His comments came during a meeting in Islamabad with Sartaj Aziz, the Pakistani prime minister's adviser on foreign affairs.
Pakistan launched a major operation in the North Waziristan region in June. The U.S. had long advocated for such an operation because the region had become a hub for militant groups who attack targets in both Pakistan and neighboring Afghanistan and a source of tension between the U.S., Afghanistan and Pakistan.
The current operations "in the northwest have disrupted militant activities in the tribal areas and resulted in important seizures of weapons," Kerry said. "The operation is not yet complete but already the results are significant. Pakistani soldiers and their commanders deserve enormous credit."
Kerry also announced that $250 million in previously appropriated money will be given to emergency relief efforts in the tribal areas, mainly North Waziristan. Hundreds of thousands of people fled the area due to the fighting.
Kerry also praised the reopening Monday of the school in Peshawar where Taliban gunmen on Dec. 16 slaughtered students and teachers in one of the country's worst terrorist attacks. Kerry called it a testament to the resolve of the Pakistani people.
The secretary arrived in Pakistan on Monday and met with Aziz as well as Prime Minister Nawaz Sharif.
Kerry is making the case for more robust efforts against all extremist groups in the country, particularly after the Peshawar school attack that killed 150 people, most of them children.
Pakistan has boosted operations against violent extremists in recent months. But U.S. officials traveling with Kerry said Washington wants to ensure that there is a "real and sustained effort" to limit the abilities of the Pakistani and Afghan Taliban, the Haqqani Network and Laskhar e Tayyiba, which pose direct threats to Afghanistan, Pakistan and India, as well as to American interests.
Pakistan has been on edge ever since the Dec. 16 attack that was claimed by the Pakistani Taliban as retaliation for the North Waziristan army operation. In response, Pakistan boosted operations in the rugged tribal areas, reinstituted the death penalty for terrorists and moved to try civilian terror suspects in military courts.
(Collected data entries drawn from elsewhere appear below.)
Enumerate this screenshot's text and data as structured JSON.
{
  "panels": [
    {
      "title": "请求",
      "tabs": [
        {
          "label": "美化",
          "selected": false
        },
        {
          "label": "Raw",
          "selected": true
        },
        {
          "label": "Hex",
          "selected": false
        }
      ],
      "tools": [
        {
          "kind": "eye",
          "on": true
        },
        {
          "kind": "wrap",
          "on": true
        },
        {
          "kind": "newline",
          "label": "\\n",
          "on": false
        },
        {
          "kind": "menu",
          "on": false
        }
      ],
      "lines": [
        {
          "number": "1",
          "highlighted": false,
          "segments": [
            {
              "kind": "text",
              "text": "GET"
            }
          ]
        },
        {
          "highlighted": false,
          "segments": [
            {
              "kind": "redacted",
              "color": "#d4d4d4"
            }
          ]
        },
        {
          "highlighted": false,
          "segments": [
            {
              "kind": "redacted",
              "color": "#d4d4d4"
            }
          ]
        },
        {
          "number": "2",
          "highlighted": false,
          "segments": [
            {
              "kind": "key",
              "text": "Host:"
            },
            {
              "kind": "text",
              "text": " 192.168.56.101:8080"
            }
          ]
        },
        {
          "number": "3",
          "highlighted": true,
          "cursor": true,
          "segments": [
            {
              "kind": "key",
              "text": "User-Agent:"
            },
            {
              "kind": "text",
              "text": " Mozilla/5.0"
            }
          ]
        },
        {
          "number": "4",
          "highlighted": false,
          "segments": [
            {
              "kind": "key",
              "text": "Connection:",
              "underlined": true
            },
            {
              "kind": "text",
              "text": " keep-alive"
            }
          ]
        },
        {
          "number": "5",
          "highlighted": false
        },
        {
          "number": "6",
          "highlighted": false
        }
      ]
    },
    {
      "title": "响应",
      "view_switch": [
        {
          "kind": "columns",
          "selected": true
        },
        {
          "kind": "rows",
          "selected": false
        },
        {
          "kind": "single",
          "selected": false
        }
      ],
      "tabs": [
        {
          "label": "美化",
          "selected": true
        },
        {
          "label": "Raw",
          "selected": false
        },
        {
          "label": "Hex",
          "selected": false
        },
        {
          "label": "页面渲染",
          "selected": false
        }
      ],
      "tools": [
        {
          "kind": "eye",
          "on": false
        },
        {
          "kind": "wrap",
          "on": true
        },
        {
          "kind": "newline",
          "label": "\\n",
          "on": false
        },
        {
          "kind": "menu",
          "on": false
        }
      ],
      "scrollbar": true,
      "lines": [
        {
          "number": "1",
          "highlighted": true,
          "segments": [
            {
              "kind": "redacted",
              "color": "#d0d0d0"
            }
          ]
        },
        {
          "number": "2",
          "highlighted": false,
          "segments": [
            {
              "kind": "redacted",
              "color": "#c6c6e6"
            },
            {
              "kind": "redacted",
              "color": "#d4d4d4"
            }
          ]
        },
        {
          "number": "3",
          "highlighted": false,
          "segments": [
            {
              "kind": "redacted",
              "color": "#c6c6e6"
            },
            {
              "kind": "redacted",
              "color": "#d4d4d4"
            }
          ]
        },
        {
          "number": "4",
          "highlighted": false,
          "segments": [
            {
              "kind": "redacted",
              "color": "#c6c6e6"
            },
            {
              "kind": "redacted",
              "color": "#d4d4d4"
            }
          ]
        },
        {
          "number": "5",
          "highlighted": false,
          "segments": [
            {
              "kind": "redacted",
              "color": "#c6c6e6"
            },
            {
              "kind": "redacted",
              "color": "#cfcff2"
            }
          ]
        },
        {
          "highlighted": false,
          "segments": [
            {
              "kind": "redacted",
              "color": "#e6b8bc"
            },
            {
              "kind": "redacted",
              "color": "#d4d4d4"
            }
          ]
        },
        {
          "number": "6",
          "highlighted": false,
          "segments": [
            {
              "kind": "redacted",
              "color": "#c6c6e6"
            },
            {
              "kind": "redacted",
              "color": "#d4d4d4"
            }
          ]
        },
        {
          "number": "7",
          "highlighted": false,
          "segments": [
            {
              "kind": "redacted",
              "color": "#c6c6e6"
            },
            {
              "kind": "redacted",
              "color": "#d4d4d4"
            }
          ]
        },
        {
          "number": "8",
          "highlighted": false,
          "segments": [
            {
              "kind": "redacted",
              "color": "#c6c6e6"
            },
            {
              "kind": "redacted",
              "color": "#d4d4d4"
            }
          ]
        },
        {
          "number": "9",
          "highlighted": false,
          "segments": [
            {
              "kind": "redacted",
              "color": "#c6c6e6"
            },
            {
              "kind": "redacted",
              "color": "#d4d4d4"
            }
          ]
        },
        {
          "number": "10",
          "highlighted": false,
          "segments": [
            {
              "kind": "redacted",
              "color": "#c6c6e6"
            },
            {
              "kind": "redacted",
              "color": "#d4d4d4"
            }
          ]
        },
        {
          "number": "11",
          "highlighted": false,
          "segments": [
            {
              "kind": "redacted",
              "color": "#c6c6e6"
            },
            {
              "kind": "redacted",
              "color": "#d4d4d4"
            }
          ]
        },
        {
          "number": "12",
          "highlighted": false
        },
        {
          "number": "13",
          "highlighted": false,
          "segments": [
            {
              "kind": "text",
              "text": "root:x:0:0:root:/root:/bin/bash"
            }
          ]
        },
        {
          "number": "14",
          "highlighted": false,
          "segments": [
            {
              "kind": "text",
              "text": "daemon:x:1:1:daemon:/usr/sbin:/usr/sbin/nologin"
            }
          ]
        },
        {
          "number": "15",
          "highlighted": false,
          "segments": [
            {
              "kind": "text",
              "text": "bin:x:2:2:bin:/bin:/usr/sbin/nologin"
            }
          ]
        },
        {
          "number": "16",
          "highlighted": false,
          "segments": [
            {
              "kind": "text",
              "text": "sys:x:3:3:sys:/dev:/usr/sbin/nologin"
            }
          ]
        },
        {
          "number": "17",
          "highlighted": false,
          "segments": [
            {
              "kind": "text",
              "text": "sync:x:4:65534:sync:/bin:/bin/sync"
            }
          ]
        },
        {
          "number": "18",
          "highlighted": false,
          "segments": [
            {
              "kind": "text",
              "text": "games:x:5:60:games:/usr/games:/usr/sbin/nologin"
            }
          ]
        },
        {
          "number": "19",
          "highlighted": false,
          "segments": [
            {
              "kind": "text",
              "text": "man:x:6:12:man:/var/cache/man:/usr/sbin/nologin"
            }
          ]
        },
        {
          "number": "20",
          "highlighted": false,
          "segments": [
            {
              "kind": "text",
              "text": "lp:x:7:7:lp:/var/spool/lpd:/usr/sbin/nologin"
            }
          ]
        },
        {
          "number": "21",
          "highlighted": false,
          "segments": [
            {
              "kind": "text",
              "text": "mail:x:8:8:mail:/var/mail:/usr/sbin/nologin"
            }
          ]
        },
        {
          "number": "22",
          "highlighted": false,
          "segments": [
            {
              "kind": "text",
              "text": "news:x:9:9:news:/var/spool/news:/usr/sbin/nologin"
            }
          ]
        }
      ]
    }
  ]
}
Kerry welcomed the strong consensus among Pakistani officials about the need to combat militancy but warned that the work wasn't finished.
"Make no mistake, the task is a difficult one and it is not done," he said.
Aziz defended steps Pakistan had taken after the school attack, saying action was being taken against all militant groups.
Pakistan has often been accused of having a "good Taliban, bad Taliban" policy, meaning they tolerate or support some militants they find useful as proxies in Afghanistan or India and battle other militants who target the Pakistani state. Pakistani officials insist they go after all militants.
The two men also discussed relations with neighboring Afghanistan, with which Pakistan has often had tense relations.
Kerry spoke of the need to help Afghanistan recover from years of instability and he welcomed Pakistan's stated intent to support Afghan-led reconciliation with the Taliban.
Aziz said the U.S. and Pakistan have a "common interest in a united, stable and prosperous Afghanistan" and said Pakistan supports reconciliation but stressed that it was also critical to "make sure Afghan soil cannot be used to undercut" the fight against terrorism.
Kerry also maintained that it was important not to view the U.S.-Pakistan relationship only through the prism of counterterrorism and security. He noted that the United States has provided significant assistance to Pakistan to improve its infrastructure, including roads and power generation.
Between 2009 and 2014, the U.S. provided Pakistan with more than $4.38 billion in civilian assistance, including more than a billion in humanitarian aid.
Kerry and Aziz also addressed the recent heightened tensions along the Pak-India de-facto border of the disputed region of Kashmir. Both Pakistan and India have accused the other of indiscriminately firing across the disputed boundary. Two of the three wars India and Pakistan have fought have been over Kashmir, and any increase in cross-border attacks in the heavily militarized region is generally cause for concern.
"We are concerned about the rise of the number of incidents on the border along the line of control," Kerry said.